Nichols also helps coordinate the Friday Forum, a weekly talk during which members of the community are given a chance to hear from civic and political leaders about issues of importance or other interest.

All of that work is interconnected, Nichols said.

“All of those things are so connected and so dependent on each other, economic development, educational community development, social development, individual personal development,” she said. “Those all work together to create a community where people have the opportunity to prosper.

“My work at Alcorn, being allowed by Alcorn to be an ambassador for higher education and to carry the message of higher education out into the community, is a real gift.”

Nichols has a gift for organizing people in a way that gets them moving, Alcorn’s Interim Executive Vice President and Provost Donzell Lee said.

“She is just driven to do well and to engage others,” he said. “She knows how to engage other people and get people motivated.

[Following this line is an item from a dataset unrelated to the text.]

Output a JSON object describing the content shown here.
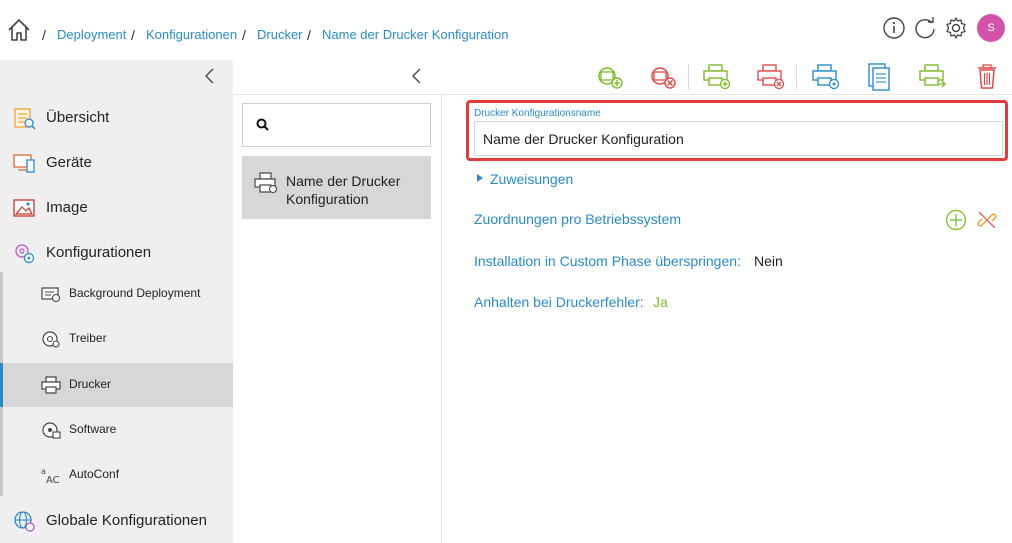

“In addition to that, she is just an affable person. It is hard to say ‘no’ to her. She has good ideas and she just presents them in such a charming way it is hard to say ‘no.’”

Natchez Inc. Communications Director Aimee Guido has worked with Nichols on a number of projects, including the Entrepreneur’s Academy and the Possibilities Tour.

“No matter what she has done or who she is working with, she makes them her priority,” Guido said. “Whether it is working with a small business owner or somebody with a business idea or developing a play to help re-educate and recreate the workforce in our area, she gives it not just 110 percent but 210 percent.”

The awarding of businesswoman of the year will be announced in February.